We agree with the petitioner that prior notice and hearing are not required in order to satisfy the demands of due process. Otherwise, the remedy of the statute is likely to be defeated. Unique Caterers, Inc. v. Rudy's Farm Co., 338 So.2d 1067 (Fla. 1976). However, under the standards set by the United States Supreme Court, the statutes are constitutionally deficient in the following respects:
1. Section 77.031, Florida Statutes (1975), allows a writ to issue without judicial supervision.
2. The writ may issue on an unsworn complaint by a plaintiff, his agent, or attorney and the applicant need allege no facts entitling the plaintiff to garnishment.
3. The statute does not require an immediate post-seizure hearing; it simply keeps the court open at any time to hear dissolution motions.

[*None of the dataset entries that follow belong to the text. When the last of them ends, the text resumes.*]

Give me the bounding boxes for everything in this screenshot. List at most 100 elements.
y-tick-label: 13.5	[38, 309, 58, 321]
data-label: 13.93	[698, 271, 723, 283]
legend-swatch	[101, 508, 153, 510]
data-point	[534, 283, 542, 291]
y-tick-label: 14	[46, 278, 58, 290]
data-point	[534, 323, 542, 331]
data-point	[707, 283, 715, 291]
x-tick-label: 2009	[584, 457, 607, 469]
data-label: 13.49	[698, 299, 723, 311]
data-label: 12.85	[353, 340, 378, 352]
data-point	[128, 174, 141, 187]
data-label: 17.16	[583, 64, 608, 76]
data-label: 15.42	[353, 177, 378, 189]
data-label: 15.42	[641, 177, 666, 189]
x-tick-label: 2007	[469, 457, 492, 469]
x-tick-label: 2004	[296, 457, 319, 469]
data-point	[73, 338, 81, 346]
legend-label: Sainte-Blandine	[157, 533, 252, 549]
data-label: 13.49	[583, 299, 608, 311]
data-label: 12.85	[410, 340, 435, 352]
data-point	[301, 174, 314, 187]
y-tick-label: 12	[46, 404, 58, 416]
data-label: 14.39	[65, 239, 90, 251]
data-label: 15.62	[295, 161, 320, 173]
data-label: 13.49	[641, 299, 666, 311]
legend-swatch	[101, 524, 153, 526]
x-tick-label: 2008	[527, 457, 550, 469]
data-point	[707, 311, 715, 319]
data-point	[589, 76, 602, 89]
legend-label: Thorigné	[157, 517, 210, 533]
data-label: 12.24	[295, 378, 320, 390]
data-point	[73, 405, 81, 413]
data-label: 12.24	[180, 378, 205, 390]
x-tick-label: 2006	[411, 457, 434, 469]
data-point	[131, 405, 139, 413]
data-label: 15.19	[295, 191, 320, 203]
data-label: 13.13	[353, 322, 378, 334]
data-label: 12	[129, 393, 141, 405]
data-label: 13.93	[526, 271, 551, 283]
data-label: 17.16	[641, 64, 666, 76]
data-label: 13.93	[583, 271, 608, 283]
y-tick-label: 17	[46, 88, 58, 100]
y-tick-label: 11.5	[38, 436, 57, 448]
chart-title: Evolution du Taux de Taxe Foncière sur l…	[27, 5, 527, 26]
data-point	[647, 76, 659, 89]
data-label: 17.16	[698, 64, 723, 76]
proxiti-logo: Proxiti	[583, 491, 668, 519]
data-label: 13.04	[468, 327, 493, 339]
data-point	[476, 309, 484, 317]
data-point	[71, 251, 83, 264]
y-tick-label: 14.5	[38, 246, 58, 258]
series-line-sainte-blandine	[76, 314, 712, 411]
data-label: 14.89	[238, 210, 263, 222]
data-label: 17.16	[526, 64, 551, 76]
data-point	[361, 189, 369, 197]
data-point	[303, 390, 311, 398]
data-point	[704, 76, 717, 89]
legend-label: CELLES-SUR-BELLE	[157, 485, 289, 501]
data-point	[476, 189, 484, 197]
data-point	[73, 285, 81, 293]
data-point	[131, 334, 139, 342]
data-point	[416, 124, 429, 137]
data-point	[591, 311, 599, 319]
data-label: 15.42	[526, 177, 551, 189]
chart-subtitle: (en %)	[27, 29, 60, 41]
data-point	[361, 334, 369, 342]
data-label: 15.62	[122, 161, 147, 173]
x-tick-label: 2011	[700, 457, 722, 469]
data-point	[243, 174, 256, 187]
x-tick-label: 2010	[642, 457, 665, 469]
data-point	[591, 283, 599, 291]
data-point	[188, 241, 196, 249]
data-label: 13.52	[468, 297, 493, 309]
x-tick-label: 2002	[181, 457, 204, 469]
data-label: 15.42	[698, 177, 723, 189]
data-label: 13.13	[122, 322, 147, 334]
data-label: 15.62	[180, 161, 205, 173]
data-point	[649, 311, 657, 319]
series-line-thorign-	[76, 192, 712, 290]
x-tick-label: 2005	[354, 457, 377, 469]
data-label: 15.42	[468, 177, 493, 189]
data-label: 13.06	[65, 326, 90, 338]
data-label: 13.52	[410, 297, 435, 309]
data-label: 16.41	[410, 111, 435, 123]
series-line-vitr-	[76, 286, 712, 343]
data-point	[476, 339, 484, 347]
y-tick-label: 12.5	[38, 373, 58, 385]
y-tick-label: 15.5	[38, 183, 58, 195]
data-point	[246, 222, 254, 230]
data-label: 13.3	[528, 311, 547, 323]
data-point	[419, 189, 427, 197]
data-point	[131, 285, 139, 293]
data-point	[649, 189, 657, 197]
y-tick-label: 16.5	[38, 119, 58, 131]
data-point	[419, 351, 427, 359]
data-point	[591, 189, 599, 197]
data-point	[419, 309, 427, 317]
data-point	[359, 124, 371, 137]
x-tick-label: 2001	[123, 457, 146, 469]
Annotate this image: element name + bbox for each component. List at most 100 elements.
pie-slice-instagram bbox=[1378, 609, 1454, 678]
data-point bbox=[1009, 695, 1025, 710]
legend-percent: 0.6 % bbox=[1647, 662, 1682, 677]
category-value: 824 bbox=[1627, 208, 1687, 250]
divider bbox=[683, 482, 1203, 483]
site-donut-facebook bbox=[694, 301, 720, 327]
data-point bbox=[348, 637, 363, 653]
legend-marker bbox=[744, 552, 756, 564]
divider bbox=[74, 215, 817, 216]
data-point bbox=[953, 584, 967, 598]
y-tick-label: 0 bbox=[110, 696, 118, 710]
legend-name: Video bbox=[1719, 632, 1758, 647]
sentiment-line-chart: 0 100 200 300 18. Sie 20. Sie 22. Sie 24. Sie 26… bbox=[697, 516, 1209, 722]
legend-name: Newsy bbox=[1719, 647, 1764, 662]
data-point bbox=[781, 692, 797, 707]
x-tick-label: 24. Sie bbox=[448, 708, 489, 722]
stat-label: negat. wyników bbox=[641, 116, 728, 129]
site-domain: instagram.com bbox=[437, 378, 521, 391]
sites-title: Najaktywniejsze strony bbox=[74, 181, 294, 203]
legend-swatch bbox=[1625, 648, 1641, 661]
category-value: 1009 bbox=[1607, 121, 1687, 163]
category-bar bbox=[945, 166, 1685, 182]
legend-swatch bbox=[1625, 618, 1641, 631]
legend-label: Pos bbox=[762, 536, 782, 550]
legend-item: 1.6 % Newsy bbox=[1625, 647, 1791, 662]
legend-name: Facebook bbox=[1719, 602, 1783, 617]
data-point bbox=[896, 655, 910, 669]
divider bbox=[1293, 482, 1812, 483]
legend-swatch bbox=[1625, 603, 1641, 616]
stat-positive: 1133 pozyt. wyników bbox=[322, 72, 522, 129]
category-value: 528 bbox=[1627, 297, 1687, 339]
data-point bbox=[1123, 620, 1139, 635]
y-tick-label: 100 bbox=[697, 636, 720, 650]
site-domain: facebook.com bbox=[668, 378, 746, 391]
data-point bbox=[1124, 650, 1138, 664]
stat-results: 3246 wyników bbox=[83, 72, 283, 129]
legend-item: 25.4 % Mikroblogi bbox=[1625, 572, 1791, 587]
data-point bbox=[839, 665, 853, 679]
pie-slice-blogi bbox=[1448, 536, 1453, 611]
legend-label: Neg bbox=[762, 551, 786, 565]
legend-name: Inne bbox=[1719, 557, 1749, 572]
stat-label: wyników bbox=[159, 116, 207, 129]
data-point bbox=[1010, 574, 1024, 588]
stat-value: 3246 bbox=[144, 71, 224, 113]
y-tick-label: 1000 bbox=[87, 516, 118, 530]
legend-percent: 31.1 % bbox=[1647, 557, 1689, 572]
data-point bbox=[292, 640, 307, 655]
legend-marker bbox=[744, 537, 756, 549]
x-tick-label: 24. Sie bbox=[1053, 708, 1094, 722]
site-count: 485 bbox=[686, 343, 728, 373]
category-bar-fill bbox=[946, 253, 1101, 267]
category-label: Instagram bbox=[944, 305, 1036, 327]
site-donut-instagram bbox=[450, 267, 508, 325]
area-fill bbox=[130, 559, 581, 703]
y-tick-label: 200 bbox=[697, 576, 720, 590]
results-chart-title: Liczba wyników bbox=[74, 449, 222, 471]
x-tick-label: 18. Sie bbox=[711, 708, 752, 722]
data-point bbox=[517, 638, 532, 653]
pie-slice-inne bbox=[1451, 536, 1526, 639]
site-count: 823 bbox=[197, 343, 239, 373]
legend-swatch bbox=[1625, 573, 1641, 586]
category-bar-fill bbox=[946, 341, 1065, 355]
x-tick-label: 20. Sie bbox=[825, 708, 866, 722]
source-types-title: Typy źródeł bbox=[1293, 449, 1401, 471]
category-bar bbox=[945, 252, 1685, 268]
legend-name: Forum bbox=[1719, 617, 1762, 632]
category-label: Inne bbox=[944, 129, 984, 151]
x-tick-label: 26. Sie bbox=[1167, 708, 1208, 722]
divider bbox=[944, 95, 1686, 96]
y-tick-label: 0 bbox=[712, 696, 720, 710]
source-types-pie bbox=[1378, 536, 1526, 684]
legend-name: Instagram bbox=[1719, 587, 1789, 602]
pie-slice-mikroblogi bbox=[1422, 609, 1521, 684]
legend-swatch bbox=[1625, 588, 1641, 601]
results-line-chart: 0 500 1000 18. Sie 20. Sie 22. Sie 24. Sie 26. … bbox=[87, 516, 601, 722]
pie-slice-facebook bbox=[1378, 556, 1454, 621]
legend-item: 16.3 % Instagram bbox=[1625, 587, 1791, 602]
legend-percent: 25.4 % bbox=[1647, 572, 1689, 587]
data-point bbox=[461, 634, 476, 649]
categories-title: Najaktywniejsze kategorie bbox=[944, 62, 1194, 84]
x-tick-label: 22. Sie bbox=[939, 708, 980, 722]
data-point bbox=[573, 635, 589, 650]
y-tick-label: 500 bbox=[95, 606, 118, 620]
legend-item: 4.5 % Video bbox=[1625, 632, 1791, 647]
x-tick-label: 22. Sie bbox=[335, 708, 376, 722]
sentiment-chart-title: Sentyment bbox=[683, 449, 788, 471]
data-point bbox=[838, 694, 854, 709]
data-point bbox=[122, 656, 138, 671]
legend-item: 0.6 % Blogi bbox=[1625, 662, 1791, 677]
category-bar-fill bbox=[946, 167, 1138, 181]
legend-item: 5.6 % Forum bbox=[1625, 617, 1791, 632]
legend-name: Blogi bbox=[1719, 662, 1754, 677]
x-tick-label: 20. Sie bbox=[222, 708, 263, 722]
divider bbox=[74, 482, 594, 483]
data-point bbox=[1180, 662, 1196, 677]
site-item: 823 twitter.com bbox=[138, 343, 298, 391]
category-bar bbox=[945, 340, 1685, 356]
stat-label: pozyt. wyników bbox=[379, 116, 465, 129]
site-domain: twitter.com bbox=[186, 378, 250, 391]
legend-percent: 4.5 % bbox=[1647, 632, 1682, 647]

In Phillips v. Guin & Hunt, Inc., Fla., 344 So.2d 568, opinion filed March 31, 1977, we stated:
We read North Georgia Finishing, supra, and Mitchell, supra, to require a hearing either before the alleged taking or promptly thereafter. In Unique Caterers v. Rudy's Farm Co., supra, we found Chapter 76 constitutionally deficient because it did not require an immediate post-seizure hearing.